初のライブアルバム。二枚組トータル150分という圧倒的ボリュームを誇る。スタジオ録音と異なり奔放なJOSHUAを堪能できよう。ピアニストにPETER MARTIN、ベースにはCHIRSTOPHER THOMASを迎えた。個性ではMEHLDAUに劣るMARTINだがバンドにフィットするピアニストとしてはむしろ適役かもしれない。控えめながら聴かせるソロが印象的。曲は10分以上の長尺が多い。JOSHUAに負けじとドラムを乱打するBLADEも強烈だ。T‐(2)「MY ONE AND ONLY LOVE」でのバラード演奏に成熟したJOSHUAの姿が窺える。またT‐(4)「SECOND SNOW」でのソプラノにCOLTRANEの「MY FAVORITE〜」を思い出す人も多いだろう。注目はMOBLEYで有名なT‐(5)「REMEMBER」。リラックスした演奏に自信が漂う。全部聴き通した後には心地よい疲労感が残る濃密な2時間半だ。

「FREEDOM IN THE GROOVE」1996年発表

FREEDOM IN THE GROOVE

JOSHUA REDMAN(sax)、PETER MARTIN(p)、PETER BERNSTEIN(g)、CHIRSTOPHER THOMAS(b)、BRIAN BLADE(ds)
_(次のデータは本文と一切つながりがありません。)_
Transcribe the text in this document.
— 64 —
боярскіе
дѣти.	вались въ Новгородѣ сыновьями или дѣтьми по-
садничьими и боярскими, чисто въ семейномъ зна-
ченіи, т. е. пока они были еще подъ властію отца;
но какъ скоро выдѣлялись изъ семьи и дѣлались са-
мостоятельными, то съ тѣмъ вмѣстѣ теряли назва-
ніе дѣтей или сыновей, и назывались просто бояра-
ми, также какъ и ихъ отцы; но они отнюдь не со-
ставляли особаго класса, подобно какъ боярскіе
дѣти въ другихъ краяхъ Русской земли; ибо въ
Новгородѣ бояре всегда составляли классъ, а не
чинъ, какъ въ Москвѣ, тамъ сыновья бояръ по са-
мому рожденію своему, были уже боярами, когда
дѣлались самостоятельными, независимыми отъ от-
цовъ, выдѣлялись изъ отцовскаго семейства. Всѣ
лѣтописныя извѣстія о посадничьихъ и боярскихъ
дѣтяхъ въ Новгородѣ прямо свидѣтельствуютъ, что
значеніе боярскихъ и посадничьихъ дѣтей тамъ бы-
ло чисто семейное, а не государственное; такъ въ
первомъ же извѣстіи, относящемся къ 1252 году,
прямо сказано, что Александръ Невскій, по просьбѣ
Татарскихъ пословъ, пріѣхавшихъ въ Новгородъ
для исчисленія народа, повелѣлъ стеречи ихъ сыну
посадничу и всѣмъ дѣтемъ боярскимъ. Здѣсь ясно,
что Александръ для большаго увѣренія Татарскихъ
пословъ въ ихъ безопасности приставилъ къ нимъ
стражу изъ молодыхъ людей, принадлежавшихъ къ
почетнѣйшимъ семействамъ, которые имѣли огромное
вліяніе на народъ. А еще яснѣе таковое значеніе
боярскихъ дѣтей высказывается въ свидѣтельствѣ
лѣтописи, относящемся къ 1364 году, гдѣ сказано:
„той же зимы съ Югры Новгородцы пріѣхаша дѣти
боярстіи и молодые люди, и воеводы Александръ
前作ライブで早くも一つの頂点を極めたJOSHUAが新局面を見せるべく放った第5作目。一曲を除き全てオリジナル。やはり注目はギター入りクインテットという編成。PATとの共演とは異なりあくまでJOSHUAの音楽の一部としてギターが機能している。タイトル通りグルーヴを強調したリズミックな演奏が目立っている。(2)「ONE SHINING SOUL」はどことなくフュージョンタッチ。ギターの効果か。(4)「WHEN THE SUN COMES DOWN」はソウルフルなバラードで、これまたギターがいい味を醸し出す。(6)「INVOCATION」ではオーネットを思わせるアルトを聴かせる。(8)「CAT BATTLES」ではアップテンポの佳曲でMARTINのピアノが奮闘。全体的に聴きやすいナンバーが揃っており、JOSHUAのグループ表現も成熟してきている。新展開が見えてきた。

「TIMELESS TALES(FOR CHANGING TIMES)」1998年発表

TIMELESS TALES

JOSHUA REDMAN(sax)、BRAD MEHLDAU(p)、LARRY GRENADIER(b)、BRIAN BLADE(ds)
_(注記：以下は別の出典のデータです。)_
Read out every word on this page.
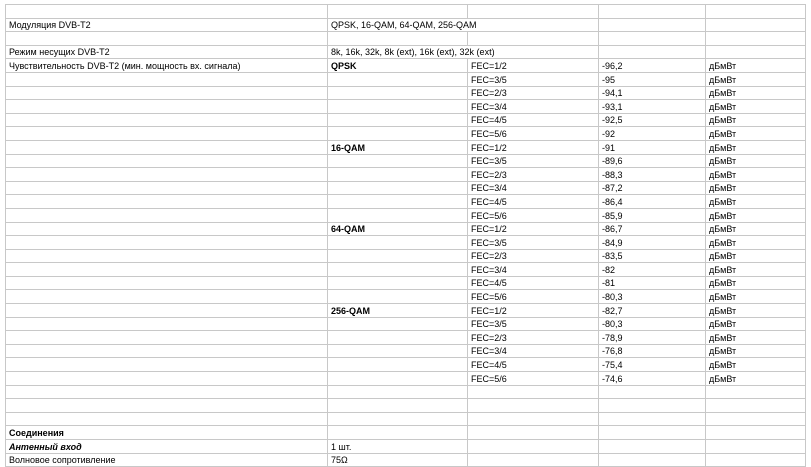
Модуляция DVB-T2	QPSK, 16-QAM, 64-QAM, 256-QAM			

Режим несущих DVB-T2	8k, 16k, 32k, 8k (ext), 16k (ext), 32k (ext)			
Чувствительность DVB-T2 (мин. мощность вх. сигнала)	QPSK	FEC=1/2	-96,2	дБмВт
		FEC=3/5	-95	дБмВт
		FEC=2/3	-94,1	дБмВт
		FEC=3/4	-93,1	дБмВт
		FEC=4/5	-92,5	дБмВт
		FEC=5/6	-92	дБмВт
	16-QAM	FEC=1/2	-91	дБмВт
		FEC=3/5	-89,6	дБмВт
		FEC=2/3	-88,3	дБмВт
		FEC=3/4	-87,2	дБмВт
		FEC=4/5	-86,4	дБмВт
		FEC=5/6	-85,9	дБмВт
	64-QAM	FEC=1/2	-86,7	дБмВт
		FEC=3/5	-84,9	дБмВт
		FEC=2/3	-83,5	дБмВт
		FEC=3/4	-82	дБмВт
		FEC=4/5	-81	дБмВт
		FEC=5/6	-80,3	дБмВт
	256-QAM	FEC=1/2	-82,7	дБмВт
		FEC=3/5	-80,3	дБмВт
		FEC=2/3	-78,9	дБмВт
		FEC=3/4	-76,8	дБмВт
		FEC=4/5	-75,4	дБмВт
		FEC=5/6	-74,6	дБмВт

Соединения				
Антенный вход	1 шт.			
Волновое сопротивление	75Ω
発表されたばかりの最新作。ここ3枚ほどオリジナルの演奏に拘ってきた節が窺えるが本作では有名スタンダードとポップスナンバーで固めており、全てをインタールードで繋ぐことでアルバム全体にひとつの流れを生み出している。ピアノにはMEHLDAUが復帰。冒頭からお馴染みの「SUMMERTIME」をアグレッシブに料理する。他にも「YESTERDAYS」「春の如く」「LOVE FOR SALE」などの有名スタンダードをJOSHUA流に解釈。ポップスではSTIEVIE WONDER、BOB DYLAN、BEATLES、PRINCE(!))、JONI MITCHEL等を取り上げているが、うまくジャズナンバーとして昇華させているところが流石だ。特にDYLANの(7)「THE TIMES THEY ARE CHANGEIN'」が気に入った。PRINCEの(17)「HOW COME U DON'T CALL ME ANYMORE」はちょっとどうかな?と言う感じ。